Alex's teacher called at 9:30 to let me know what was going on.  She only received notice of who was going to be in the class that morning but the school board should have sent me an orientation package over a month ago.  She said she would look into what happened as it appeared that the other children had gotten their packages.

It's still frustrating.  Especially given that I spent the last week of school trying to get someone in the school board to talk to me.  I got a lot of "not my department" run arounds and people who just didn't call me back.  You would think that someone, somewhere might have put this together and said "Hey, let's check and see if she got the package we were supposed to send" rather than brushing me off, but apparently not.

At least the people actually dealing with Alex are nice people who seem to have a good grasp on how to deal with him.  He seems to be having a good time.

Monday, 4 July 2016

Total Radio Silence

As I write this, it is 10:20 at night and tomorrow morning I am supposed to hand over my child to a completely unknown situation.

I have not received any official information from either the transport driver or the summer school program.  I didn't even get an official notice that Alex was accepted, just a message passed on through his teacher.  I wasn't told where the program will be, the hours it will run or the dates for the program.  

I managed to find out where the program was being held through other parents who had done this before.  I badgered the transport company into giving me the hours.  The school calendar and the transport company are obviously running on different calendars since they give different start dates.

Because none of this was official, I can't know for certain that any of the information I have is correct.  I kept being told that I would get official contact "later" and "later" has officially run out.

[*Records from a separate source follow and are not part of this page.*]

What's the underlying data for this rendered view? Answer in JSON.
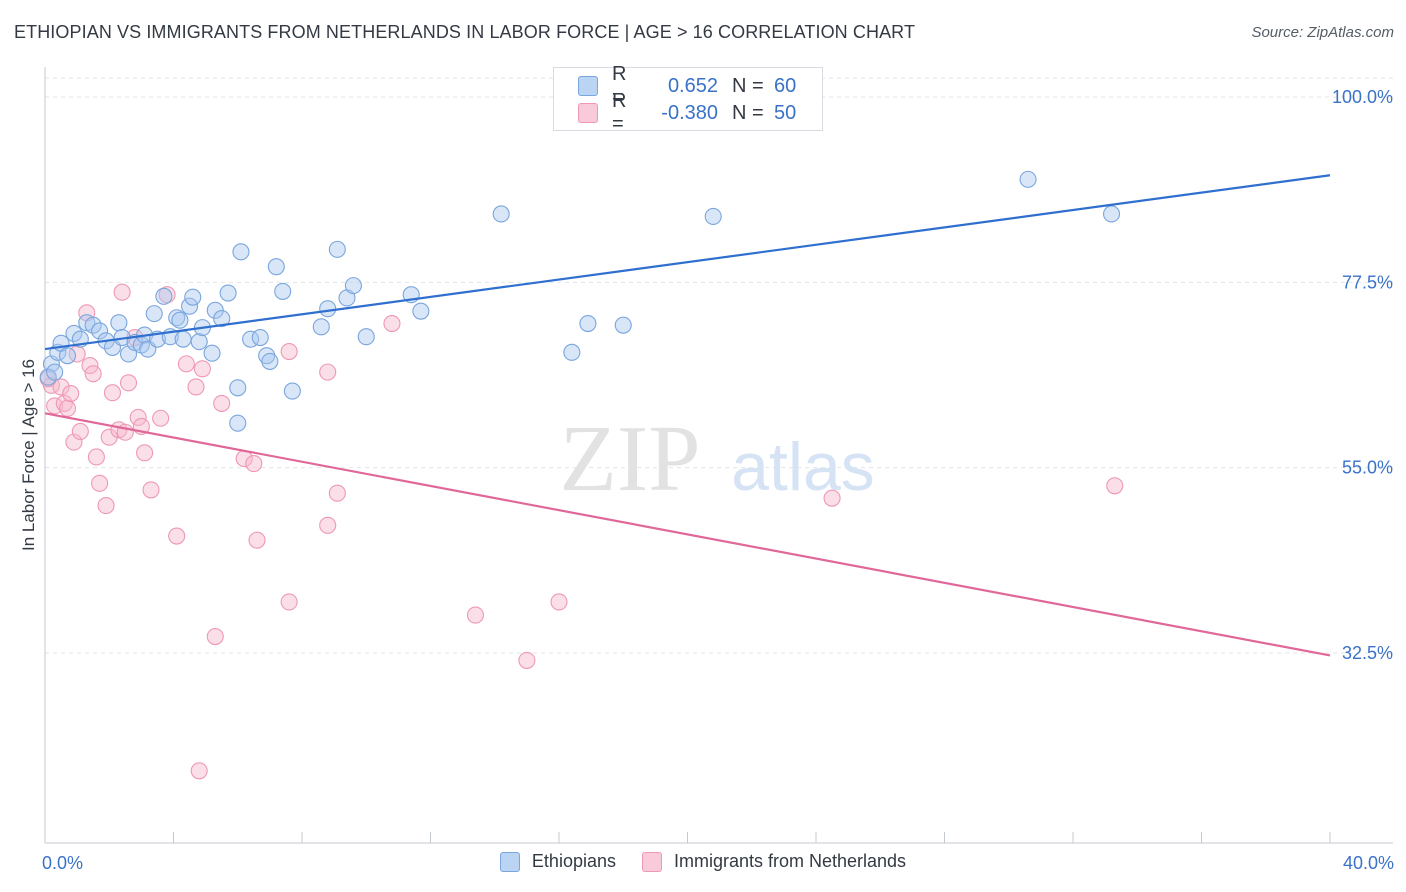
{
  "title": "ETHIOPIAN VS IMMIGRANTS FROM NETHERLANDS IN LABOR FORCE | AGE > 16 CORRELATION CHART",
  "source": "Source: ZipAtlas.com",
  "watermark": {
    "zip": "ZIP",
    "atlas": "atlas"
  },
  "legend_top": [
    {
      "r_label": "R =",
      "r_value": "0.652",
      "n_label": "N =",
      "n_value": "60",
      "color": "#a8c8f0"
    },
    {
      "r_label": "R =",
      "r_value": "-0.380",
      "n_label": "N =",
      "n_value": "50",
      "color": "#f6b8cc"
    }
  ],
  "colors": {
    "blue_fill": "#a8c8f0",
    "blue_stroke": "#7aa6dd",
    "blue_line": "#2f6fcf",
    "pink_fill": "#f6b8cc",
    "pink_stroke": "#ee98b4",
    "pink_line": "#e0679a",
    "axis_text": "#3a72c8"
  },
  "chart_data": {
    "type": "scatter",
    "title": "ETHIOPIAN VS IMMIGRANTS FROM NETHERLANDS IN LABOR FORCE | AGE > 16 CORRELATION CHART",
    "xlabel": "",
    "ylabel": "In Labor Force | Age > 16",
    "xlim": [
      0,
      40
    ],
    "ylim": [
      10,
      100
    ],
    "x_tick_labels": [
      "0.0%",
      "40.0%"
    ],
    "y_ticks": [
      32.5,
      55.0,
      77.5,
      100.0
    ],
    "y_tick_labels": [
      "32.5%",
      "55.0%",
      "77.5%",
      "100.0%"
    ],
    "grid": true,
    "legend_position": "bottom",
    "series": [
      {
        "name": "Ethiopians",
        "r": 0.652,
        "n": 60,
        "trend": [
          [
            0,
            69.4
          ],
          [
            40,
            90.5
          ]
        ],
        "points": [
          [
            0.2,
            67.6
          ],
          [
            0.4,
            69.0
          ],
          [
            0.5,
            70.1
          ],
          [
            0.7,
            68.6
          ],
          [
            0.9,
            71.3
          ],
          [
            1.1,
            70.6
          ],
          [
            1.3,
            72.6
          ],
          [
            1.5,
            72.3
          ],
          [
            1.7,
            71.6
          ],
          [
            1.9,
            70.4
          ],
          [
            2.1,
            69.6
          ],
          [
            2.3,
            72.6
          ],
          [
            2.4,
            70.8
          ],
          [
            2.6,
            68.8
          ],
          [
            2.8,
            70.2
          ],
          [
            3.0,
            69.9
          ],
          [
            3.1,
            71.1
          ],
          [
            3.2,
            69.4
          ],
          [
            3.4,
            73.7
          ],
          [
            3.5,
            70.6
          ],
          [
            3.7,
            75.8
          ],
          [
            3.9,
            70.9
          ],
          [
            4.1,
            73.2
          ],
          [
            4.2,
            72.9
          ],
          [
            4.3,
            70.6
          ],
          [
            4.5,
            74.6
          ],
          [
            4.6,
            75.7
          ],
          [
            4.8,
            70.3
          ],
          [
            4.9,
            72.0
          ],
          [
            5.2,
            68.9
          ],
          [
            5.3,
            74.1
          ],
          [
            5.5,
            73.1
          ],
          [
            5.7,
            76.2
          ],
          [
            6.0,
            64.7
          ],
          [
            6.1,
            81.2
          ],
          [
            6.4,
            70.6
          ],
          [
            6.7,
            70.8
          ],
          [
            6.9,
            68.6
          ],
          [
            7.0,
            67.9
          ],
          [
            7.2,
            79.4
          ],
          [
            7.4,
            76.4
          ],
          [
            7.7,
            64.3
          ],
          [
            8.6,
            72.1
          ],
          [
            8.8,
            74.3
          ],
          [
            9.1,
            81.5
          ],
          [
            9.4,
            75.6
          ],
          [
            9.6,
            77.1
          ],
          [
            10.0,
            70.9
          ],
          [
            11.4,
            76.0
          ],
          [
            11.7,
            74.0
          ],
          [
            14.2,
            85.8
          ],
          [
            16.4,
            69.0
          ],
          [
            16.9,
            72.5
          ],
          [
            18.0,
            72.3
          ],
          [
            20.8,
            85.5
          ],
          [
            30.6,
            90.0
          ],
          [
            33.2,
            85.8
          ],
          [
            6.0,
            60.4
          ],
          [
            0.1,
            66.0
          ],
          [
            0.3,
            66.6
          ]
        ]
      },
      {
        "name": "Immigrants from Netherlands",
        "r": -0.38,
        "n": 50,
        "trend": [
          [
            0,
            61.6
          ],
          [
            40,
            32.2
          ]
        ],
        "points": [
          [
            0.2,
            65.0
          ],
          [
            0.3,
            62.5
          ],
          [
            0.5,
            64.8
          ],
          [
            0.6,
            62.8
          ],
          [
            0.7,
            62.2
          ],
          [
            0.8,
            64.0
          ],
          [
            0.9,
            58.1
          ],
          [
            1.0,
            68.8
          ],
          [
            1.1,
            59.4
          ],
          [
            1.3,
            73.8
          ],
          [
            1.4,
            67.4
          ],
          [
            1.5,
            66.4
          ],
          [
            1.6,
            56.3
          ],
          [
            1.7,
            53.1
          ],
          [
            1.9,
            50.4
          ],
          [
            2.0,
            58.7
          ],
          [
            2.1,
            64.1
          ],
          [
            2.3,
            59.6
          ],
          [
            2.4,
            76.3
          ],
          [
            2.5,
            59.3
          ],
          [
            2.6,
            65.3
          ],
          [
            2.8,
            70.8
          ],
          [
            2.9,
            61.1
          ],
          [
            3.0,
            60.0
          ],
          [
            3.1,
            56.8
          ],
          [
            3.3,
            52.3
          ],
          [
            3.6,
            61.0
          ],
          [
            3.8,
            76.0
          ],
          [
            4.1,
            46.7
          ],
          [
            4.4,
            67.6
          ],
          [
            4.7,
            64.8
          ],
          [
            4.9,
            67.0
          ],
          [
            5.3,
            34.5
          ],
          [
            5.5,
            62.8
          ],
          [
            6.2,
            56.1
          ],
          [
            6.5,
            55.5
          ],
          [
            6.6,
            46.2
          ],
          [
            7.6,
            69.1
          ],
          [
            7.6,
            38.7
          ],
          [
            8.8,
            66.6
          ],
          [
            8.8,
            48.0
          ],
          [
            9.1,
            51.9
          ],
          [
            10.8,
            72.5
          ],
          [
            13.4,
            37.1
          ],
          [
            15.0,
            31.6
          ],
          [
            16.0,
            38.7
          ],
          [
            24.5,
            51.3
          ],
          [
            33.3,
            52.8
          ],
          [
            4.8,
            18.2
          ],
          [
            0.1,
            65.8
          ]
        ]
      }
    ]
  }
}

This is not even a little bit acceptable.  Even if the transport company shows up tomorrow (which I'll say is a big if since I haven't heard from the driver and it wouldn't be the first time there was a communication issue which left us stranded), I'm not sure I'm comfortable letting Alex go.  I have no idea who he'll be working with or what the program will be.  All I have is hearsay.

I'm very tired of a standard operating procedure which seems to feel that the parents are entirely optional and which forgets or doesn't understand that children with autism need help with transitions.  (Heck, any child needs some basic understanding of what's going on!)

What they have done is not okay.  Which leaves me with a very difficult decision for tomorrow.